First, we need to describe where we want the data from, and how to process it. That's where the data_manifest.csv
comes in!
Each row in the data_manifest.csv
file will download data from a single url. Ideally, there should be one data file per row. This not only ensures that the GitHub action works more quickly (by only fetching a data file once), but also affords us full flexibility to slice and dice the ingested and processed data later on.
Let's look at a few example rows:
name | format | endpoint | Excel sheet # | Excel sheet top row # | Country Column # | Year Column # |
---|---|---|---|---|---|---|
countries_ixp | csv | https://www.pch.net/ixp/dir_data_csv | ||||
countries_mobile_connectivity | xlsx | https://www.mobileconnectivityindex.com/widgets/connectivityIndex/excel/MCI_Data_2020.xlsx | 3 | 3 |
For example, processed/countries_ixp.csv
will be downloaded from https://www.pch.net/ixp/dir_data_csv
A more complex example: data/countries_mobile_connectivity.xlsx
will be downloaded from https://www.mobileconnectivityindex.com/widgets/connectivityIndex/excel/MCI_Data_2020.xlsx, then the process_xlsx.js
script will extract data from the 3rd sheet of the Excel file. The top two rows of the sheet are just instructions, so Excel sheet top row # is set to 3
, to make sure our script knows where the data lives. The processed data will be generated at processed/countries_mobile_connectivity.csv
.
Some quick notes:
- the name of each row should be unique
- make sure you specify the format column with the type of data downloaded from the endpoint url:
xlsx
,csv
, orjson
While you save the data_manifest.csv
file, the process-manifest
Github Action will be triggered, which will generate and run the flat
Github Action.
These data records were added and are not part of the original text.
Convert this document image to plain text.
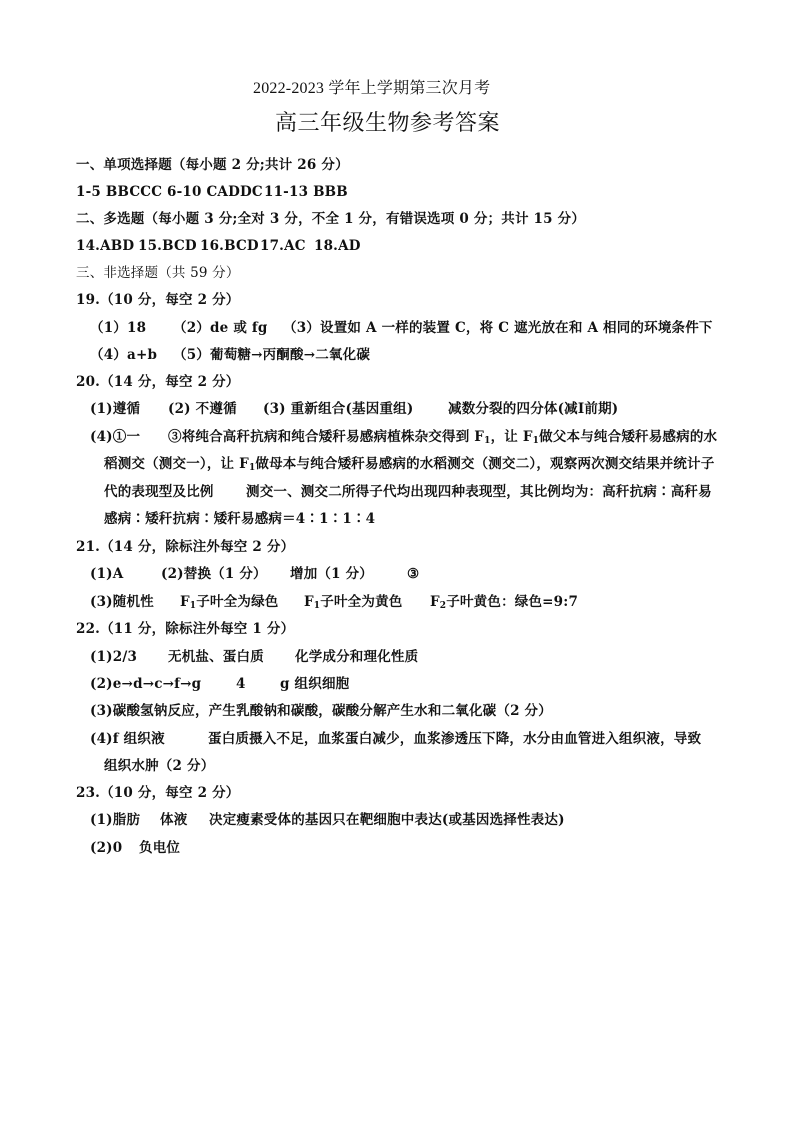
2022-2023 学年上学期第三次月考
高三年级生物参考答案
一、单项选择题（每小题 2 分;共计 26 分）
1-5 BBCCC 6-10 CADDC11-13 BBB
二、多选题（每小题 3 分;全对 3 分，不全 1 分，有错误选项 0 分；共计 15 分）
14.ABD 15.BCD 16.BCD17.AC 18.AD
三、非选择题（共 59 分）
19.（10 分，每空 2 分）
（1）18 （2）de 或 fg （3）设置如 A 一样的装置 C，将 C 遮光放在和 A 相同的环境条件下
（4）a+b （5）葡萄糖→丙酮酸→二氧化碳
20.（14 分，每空 2 分）
(1)遵循 (2) 不遵循 (3) 重新组合(基因重组)	减数分裂的四分体(减Ⅰ前期)
(4)①一 ③将纯合高秆抗病和纯合矮秆易感病植株杂交得到 $F_1$，让 $F_1$做父本与纯合矮秆易感病的水
稻测交（测交一），让 $F_1$做母本与纯合矮秆易感病的水稻测交（测交二），观察两次测交结果并统计子
代的表现型及比例 测交一、测交二所得子代均出现四种表现型，其比例均为：高秆抗病∶高秆易
感病∶矮秆抗病∶矮秆易感病＝4∶1∶1∶4
21.（14 分，除标注外每空 2 分）
(1)A	(2)替换（1 分） 增加（1 分）	③
(3)随机性 $F_1$子叶全为绿色 $F_1$子叶全为黄色 $F_2$子叶黄色：绿色=9:7
22.（11 分，除标注外每空 1 分）
(1)2/3 无机盐、蛋白质 化学成分和理化性质
(2)e→d→c→f→g	4	g 组织细胞
(3)碳酸氢钠反应，产生乳酸钠和碳酸，碳酸分解产生水和二氧化碳（2 分）
(4)f 组织液	蛋白质摄入不足，血浆蛋白减少，血浆渗透压下降，水分由血管进入组织液，导致
组织水肿（2 分）
23.（10 分，每空 2 分）
(1)脂肪 体液 决定瘦素受体的基因只在靶细胞中表达(或基因选择性表达)
(2)0 负电位
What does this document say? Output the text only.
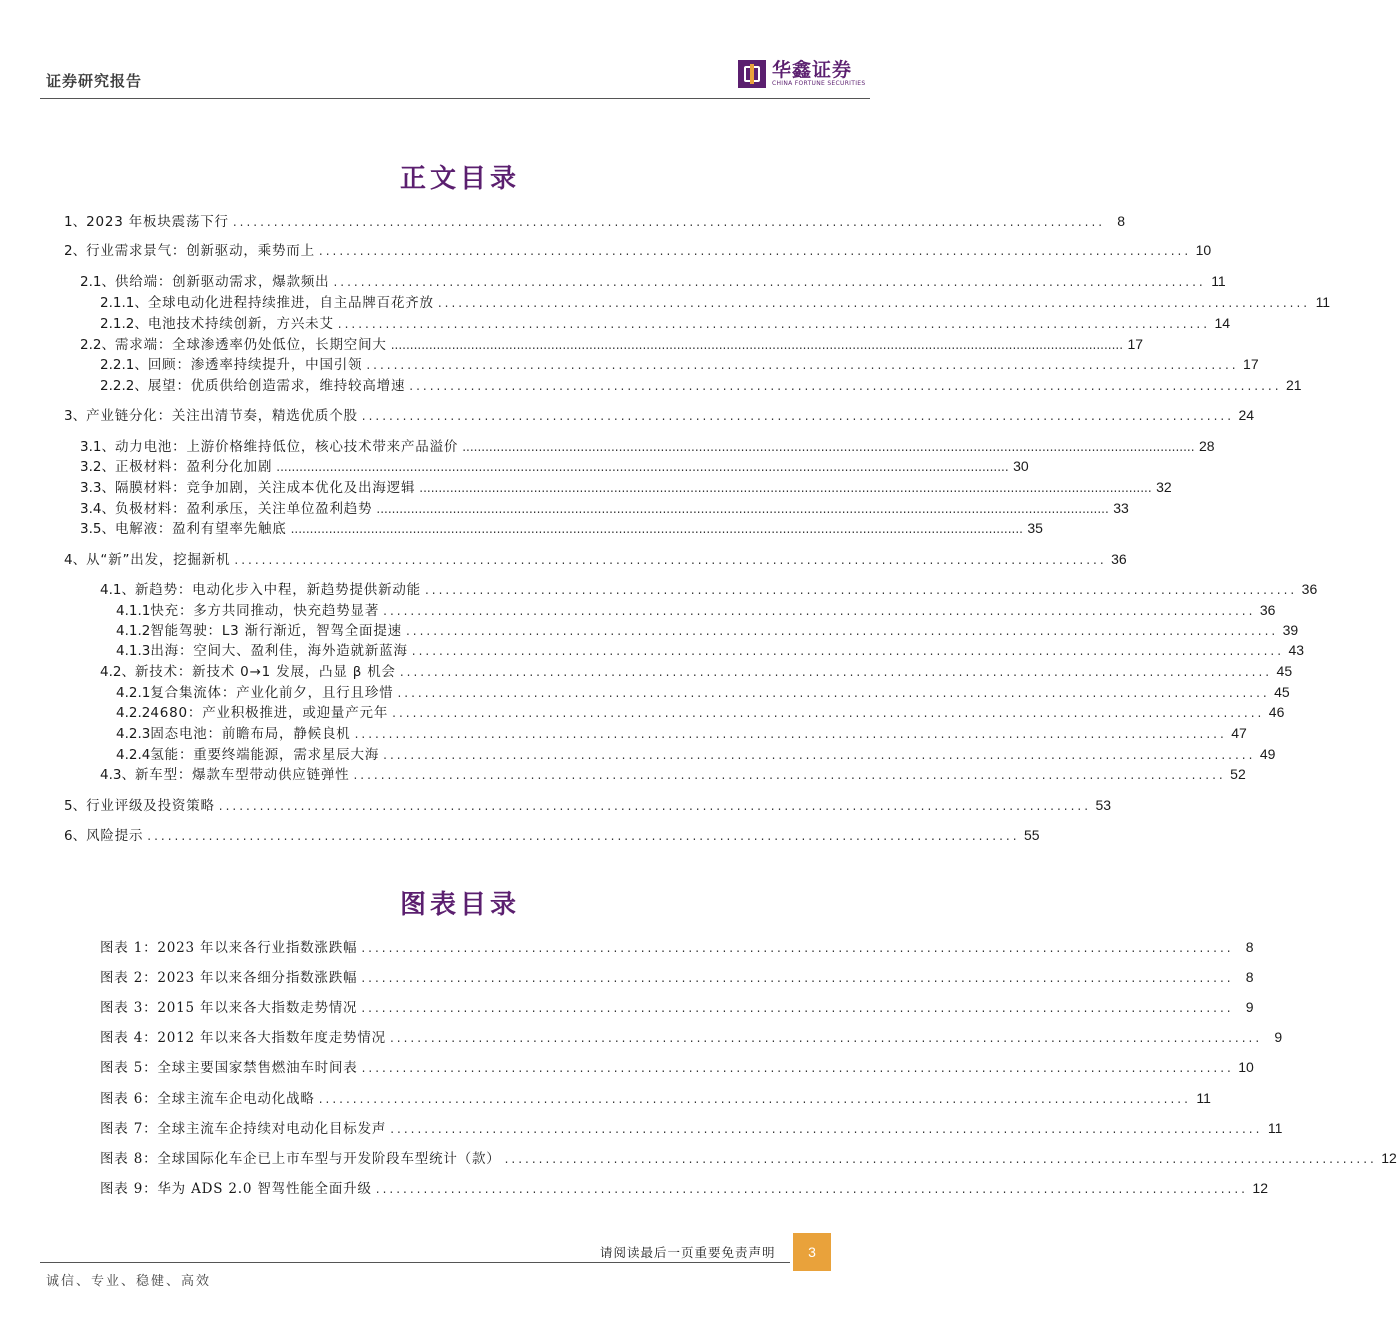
证券研究报告	华鑫证券
CHINA FORTUNE SECURITIES
正文目录
1、 2023 年板块震荡下行 ................................................................................................................................ 8
2、 行业需求景气：创新驱动，乘势而上 ................................................................................................................................ 10
2.1、 供给端：创新驱动需求，爆款频出 ................................................................................................................................ 11
2.1.1、 全球电动化进程持续推进，自主品牌百花齐放 ................................................................................................................................ 11
2.1.2、 电池技术持续创新，方兴未艾 ................................................................................................................................ 14
2.2、 需求端：全球渗透率仍处低位，长期空间大 ................................................................................................................................................................................................ 17
2.2.1、 回顾：渗透率持续提升，中国引领 ................................................................................................................................ 17
2.2.2、 展望：优质供给创造需求，维持较高增速 ................................................................................................................................ 21
3、 产业链分化：关注出清节奏，精选优质个股 ................................................................................................................................ 24
3.1、 动力电池：上游价格维持低位，核心技术带来产品溢价 ................................................................................................................................................................................................ 28
3.2、 正极材料：盈利分化加剧 ................................................................................................................................................................................................ 30
3.3、 隔膜材料：竞争加剧，关注成本优化及出海逻辑 ................................................................................................................................................................................................ 32
3.4、 负极材料：盈利承压，关注单位盈利趋势 ................................................................................................................................................................................................ 33
3.5、 电解液：盈利有望率先触底 ................................................................................................................................................................................................ 35
4、 从“新”出发，挖掘新机 ................................................................................................................................ 36
4.1、 新趋势：电动化步入中程，新趋势提供新动能 ................................................................................................................................ 36
4.1.1 快充：多方共同推动，快充趋势显著 ................................................................................................................................ 36
4.1.2 智能驾驶：L3 渐行渐近，智驾全面提速 ................................................................................................................................ 39
4.1.3 出海：空间大、盈利佳，海外造就新蓝海 ................................................................................................................................ 43
4.2、 新技术：新技术 0→1 发展，凸显 β 机会 ................................................................................................................................ 45
4.2.1 复合集流体：产业化前夕，且行且珍惜 ................................................................................................................................ 45
4.2.2 4680：产业积极推进，或迎量产元年 ................................................................................................................................ 46
4.2.3 固态电池：前瞻布局，静候良机 ................................................................................................................................ 47
4.2.4 氢能：重要终端能源，需求星辰大海 ................................................................................................................................ 49
4.3、 新车型：爆款车型带动供应链弹性 ................................................................................................................................ 52
5、 行业评级及投资策略 ................................................................................................................................ 53
6、 风险提示 ................................................................................................................................ 55
图表目录
图表 1：2023 年以来各行业指数涨跌幅 ................................................................................................................................ 8
图表 2：2023 年以来各细分指数涨跌幅 ................................................................................................................................ 8
图表 3：2015 年以来各大指数走势情况 ................................................................................................................................ 9
图表 4：2012 年以来各大指数年度走势情况 ................................................................................................................................ 9
图表 5：全球主要国家禁售燃油车时间表 ................................................................................................................................ 10
图表 6：全球主流车企电动化战略 ................................................................................................................................ 11
图表 7：全球主流车企持续对电动化目标发声 ................................................................................................................................ 11
图表 8：全球国际化车企已上市车型与开发阶段车型统计（款） ................................................................................................................................ 12
图表 9：华为 ADS 2.0 智驾性能全面升级 ................................................................................................................................ 12
请阅读最后一页重要免责声明	3
诚信、专业、稳健、高效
This should populate the processed/
folder with processed data.
https://github.com/undp/digital-readiness-assessment/tree/main/processed
You can check on the Github Action runs here:
https://github.com/undp/digital-readiness-assessment/actions
If something fails, you'll see a red ❌, and you can click in to see what the error message is. If you're still confused why it's failing, you can open an Issue on Github to flag that you need help.